В те времена, о которых мы повествуем, в моде были кадрили с фигурами, причем иные столь сложные и трудные, что требовалось немало времени для предварительного их разучивания. А если кто-нибудь путал фигуры или, как говорили, сбивался, то публика тут же высмеивала неловкого. Стоявший во главе танцующих показывал фигуры, а все остальные повторяли их. Ошибиться значило выбыть из круга. Обычно на всех кунах был маэстро, которому предоставлялось право вводить, фигуры или который сам присваивал себе эту роль; распорядитель действовал как ему заблагорассудится. Тот, кто выделывал самые редкие и сложные фигуры, завоевывал репутацию отличного танцора, и дамы почитали за честь стать его партнершей. Танцевать с самим маэстро означало не только привилегию, которая подчас оспаривалась, но и давало уверенность не сбиться и не оказаться перед печальной необходимостью сесть на место, выйдя таким образом из рядов танцующих.
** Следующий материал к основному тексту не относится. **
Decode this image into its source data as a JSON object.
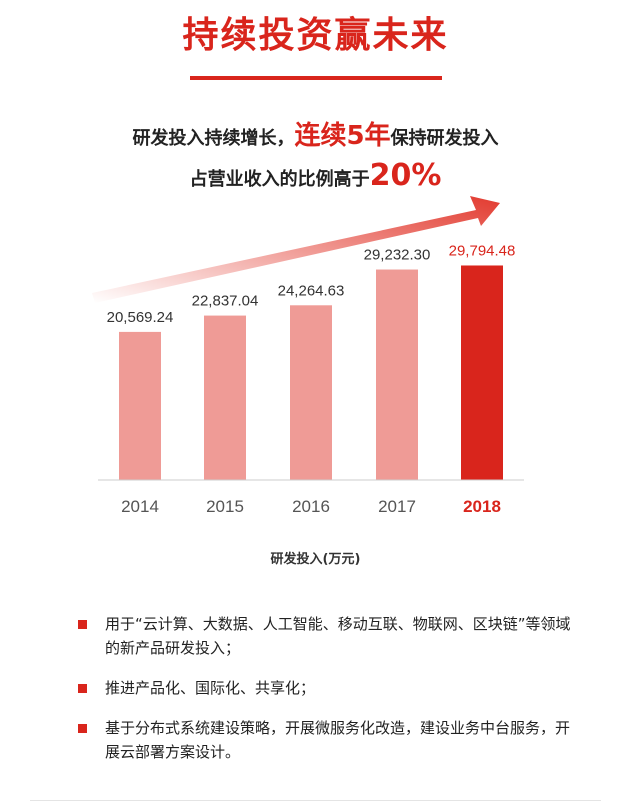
{
  "header": {
    "title": "持续投资赢未来",
    "line1_pre": "研发投入持续增长，",
    "line1_em": "连续5年",
    "line1_post": "保持研发投入",
    "line2_pre": "占营业收入的比例高于",
    "line2_em": "20%"
  },
  "colors": {
    "accent": "#d9251c",
    "bar": "#ef9b96",
    "bar_highlight": "#d9251c",
    "arrow": "#e23a2f",
    "axis": "#cccccc"
  },
  "chart_data": {
    "type": "bar",
    "categories": [
      "2014",
      "2015",
      "2016",
      "2017",
      "2018"
    ],
    "values": [
      20569.24,
      22837.04,
      24264.63,
      29232.3,
      29794.48
    ],
    "value_labels": [
      "20,569.24",
      "22,837.04",
      "24,264.63",
      "29,232.30",
      "29,794.48"
    ],
    "highlight_index": 4,
    "xlabel": "研发投入(万元)",
    "ylabel": "",
    "ylim": [
      0,
      35000
    ],
    "grid": false,
    "trend_arrow": true
  },
  "bullets": [
    "用于“云计算、大数据、人工智能、移动互联、物联网、区块链”等领域的新产品研发投入；",
    "推进产品化、国际化、共享化；",
    "基于分布式系统建设策略，开展微服务化改造，建设业务中台服务，开展云部署方案设计。"
  ]
}
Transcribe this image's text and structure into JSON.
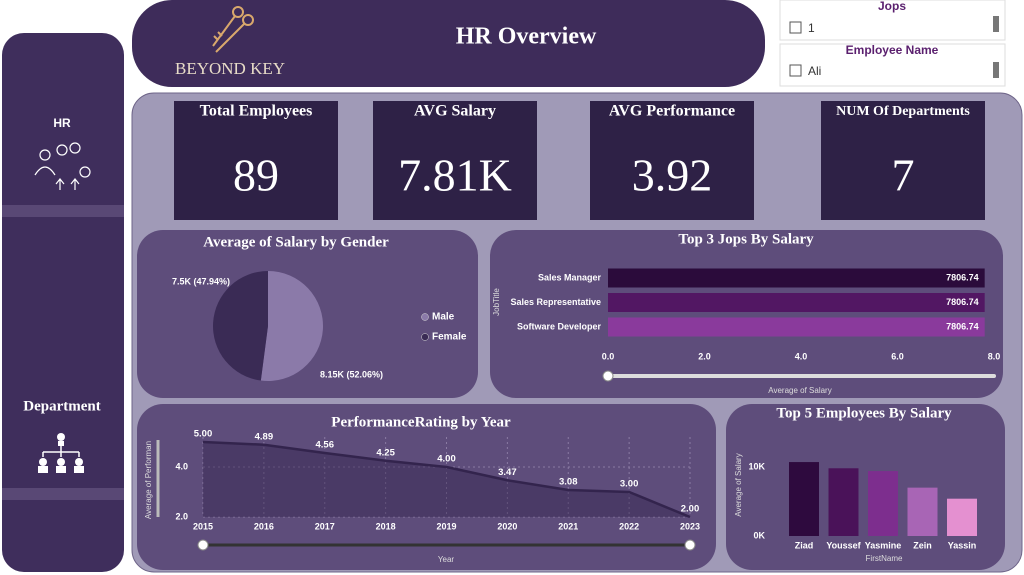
{
  "header": {
    "logo_text": "BEYOND KEY",
    "title": "HR Overview"
  },
  "slicers": [
    {
      "title": "Jops",
      "option": "1"
    },
    {
      "title": "Employee Name",
      "option": "Ali"
    }
  ],
  "nav": [
    "HR",
    "Department"
  ],
  "kpis": [
    {
      "label": "Total Employees",
      "value": 89
    },
    {
      "label": "AVG Salary",
      "value": "7.81K"
    },
    {
      "label": "AVG Performance",
      "value": 3.92
    },
    {
      "label": "NUM Of Departments",
      "value": 7
    }
  ],
  "chart_data": [
    {
      "type": "pie",
      "title": "Average of Salary by Gender",
      "categories": [
        "Male",
        "Female"
      ],
      "values": [
        8150,
        7500
      ],
      "value_labels": [
        "8.15K (52.06%)",
        "7.5K (47.94%)"
      ],
      "colors": [
        "#8b7aa9",
        "#3a2b55"
      ],
      "legend": "right"
    },
    {
      "type": "hbar",
      "title": "Top 3 Jops By Salary",
      "categories": [
        "Sales Manager",
        "Sales Representative",
        "Software Developer"
      ],
      "values": [
        7.80674,
        7.80674,
        7.80674
      ],
      "value_labels": [
        "7806.74",
        "7806.74",
        "7806.74"
      ],
      "colors": [
        "#2b0b3b",
        "#521763",
        "#8a3a9c"
      ],
      "xlim": [
        0,
        8
      ],
      "xticks": [
        {
          "value": 0,
          "label": "0.0"
        },
        {
          "value": 2,
          "label": "2.0"
        },
        {
          "value": 4,
          "label": "4.0"
        },
        {
          "value": 6,
          "label": "6.0"
        },
        {
          "value": 8,
          "label": "8.0"
        }
      ],
      "x_label": "Average of Salary",
      "y_label": "JobTitle"
    },
    {
      "type": "line",
      "title": "PerformanceRating by Year",
      "x": [
        2015,
        2016,
        2017,
        2018,
        2019,
        2020,
        2021,
        2022,
        2023
      ],
      "values": [
        5.0,
        4.89,
        4.56,
        4.25,
        4.0,
        3.47,
        3.08,
        3.0,
        2.0
      ],
      "value_labels": [
        "5.00",
        "4.89",
        "4.56",
        "4.25",
        "4.00",
        "3.47",
        "3.08",
        "3.00",
        "2.00"
      ],
      "color": "#33244d",
      "xlim": [
        2015,
        2023
      ],
      "xticks": [
        2015,
        2016,
        2017,
        2018,
        2019,
        2020,
        2021,
        2022,
        2023
      ],
      "ylim": [
        2,
        5.2
      ],
      "yticks": [
        {
          "value": 2,
          "label": "2.0"
        },
        {
          "value": 4,
          "label": "4.0"
        }
      ],
      "x_label": "Year",
      "y_label": "Average of Performan",
      "grid": true
    },
    {
      "type": "column",
      "title": "Top 5 Employees By Salary",
      "categories": [
        "Ziad",
        "Youssef",
        "Yasmine",
        "Zein",
        "Yassin"
      ],
      "values": [
        10.7,
        9.8,
        9.4,
        7.0,
        5.4
      ],
      "colors": [
        "#2e0a3e",
        "#4a1259",
        "#7d2e8e",
        "#a865b5",
        "#e490d0"
      ],
      "ylim": [
        0,
        11
      ],
      "yticks": [
        {
          "value": 0,
          "label": "0K"
        },
        {
          "value": 10,
          "label": "10K"
        }
      ],
      "x_label": "FirstName",
      "y_label": "Average of Salary"
    }
  ]
}
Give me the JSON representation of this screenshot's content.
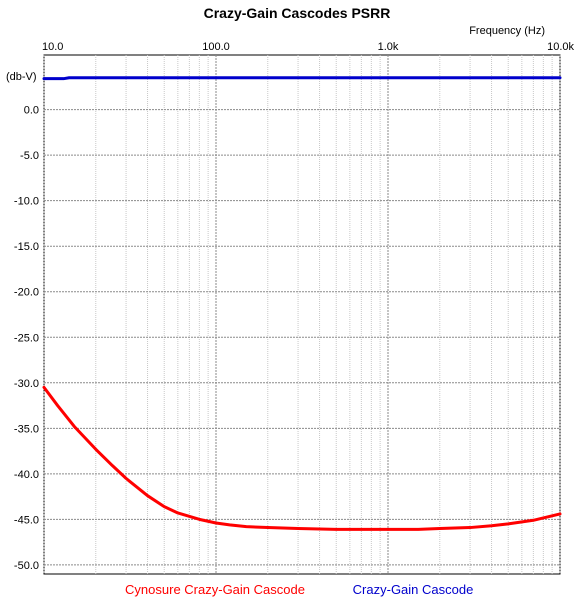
{
  "chart_data": {
    "type": "line",
    "title": "Crazy-Gain Cascodes PSRR",
    "xlabel": "Frequency    (Hz)",
    "ylabel": "(db-V)",
    "x_scale": "log",
    "xlim": [
      10,
      10000
    ],
    "ylim": [
      -51,
      6
    ],
    "x_ticks": [
      {
        "value": 10,
        "label": "10.0"
      },
      {
        "value": 100,
        "label": "100.0"
      },
      {
        "value": 1000,
        "label": "1.0k"
      },
      {
        "value": 10000,
        "label": "10.0k"
      }
    ],
    "y_ticks": [
      {
        "value": 0,
        "label": "0.0"
      },
      {
        "value": -5,
        "label": "-5.0"
      },
      {
        "value": -10,
        "label": "-10.0"
      },
      {
        "value": -15,
        "label": "-15.0"
      },
      {
        "value": -20,
        "label": "-20.0"
      },
      {
        "value": -25,
        "label": "-25.0"
      },
      {
        "value": -30,
        "label": "-30.0"
      },
      {
        "value": -35,
        "label": "-35.0"
      },
      {
        "value": -40,
        "label": "-40.0"
      },
      {
        "value": -45,
        "label": "-45.0"
      },
      {
        "value": -50,
        "label": "-50.0"
      }
    ],
    "grid": true,
    "legend_position": "bottom",
    "series": [
      {
        "name": "Cynosure Crazy-Gain Cascode",
        "color": "#ff0000",
        "x": [
          10,
          12,
          15,
          20,
          25,
          30,
          40,
          50,
          60,
          80,
          100,
          120,
          150,
          200,
          300,
          500,
          700,
          1000,
          1500,
          2000,
          3000,
          4000,
          5000,
          7000,
          10000
        ],
        "y": [
          -30.5,
          -32.5,
          -34.8,
          -37.3,
          -39.1,
          -40.5,
          -42.4,
          -43.6,
          -44.3,
          -45.0,
          -45.4,
          -45.6,
          -45.8,
          -45.9,
          -46.0,
          -46.1,
          -46.1,
          -46.1,
          -46.1,
          -46.0,
          -45.9,
          -45.7,
          -45.5,
          -45.1,
          -44.4
        ]
      },
      {
        "name": "Crazy-Gain Cascode",
        "color": "#0000cc",
        "x": [
          10,
          13,
          14,
          100,
          1000,
          10000
        ],
        "y": [
          3.4,
          3.4,
          3.5,
          3.5,
          3.5,
          3.5
        ]
      }
    ]
  }
}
На этом вечере маэстро танцевал с. Немесией, подругой девушки с белым пером. Он показывал много новых и совершенно необычных фигур, сознательно оставив напоследок самую сложную. Вторая, третья, четвертая и пятая пары торжествующе выдержали испытание, уверенно сходясь и расходясь, словом, проделывая в точности те же па, что и маэстро. Шестая пара, в которой танцевала «бронзовая мадонна» со своим партнером, хотя и имела достаточно времени, чтобы запомнить фигуры, начала проявлять беспокойство, когда подошел ее черед. Партнер «мадонны» стал бросать умоляющие взгляды в сторону оркестра, словно надеялся, что музыканты поймут его неловкое положение и перестанут играть. Эта тревога передалась и девушке, которая поняла, что ей предстоит постыдно сесть на место в самом разгаре танца. Ее охватил страх, она побледнела, движения ее сделались неуверенными. Волнение этой пары заметили все танцующие и зрители.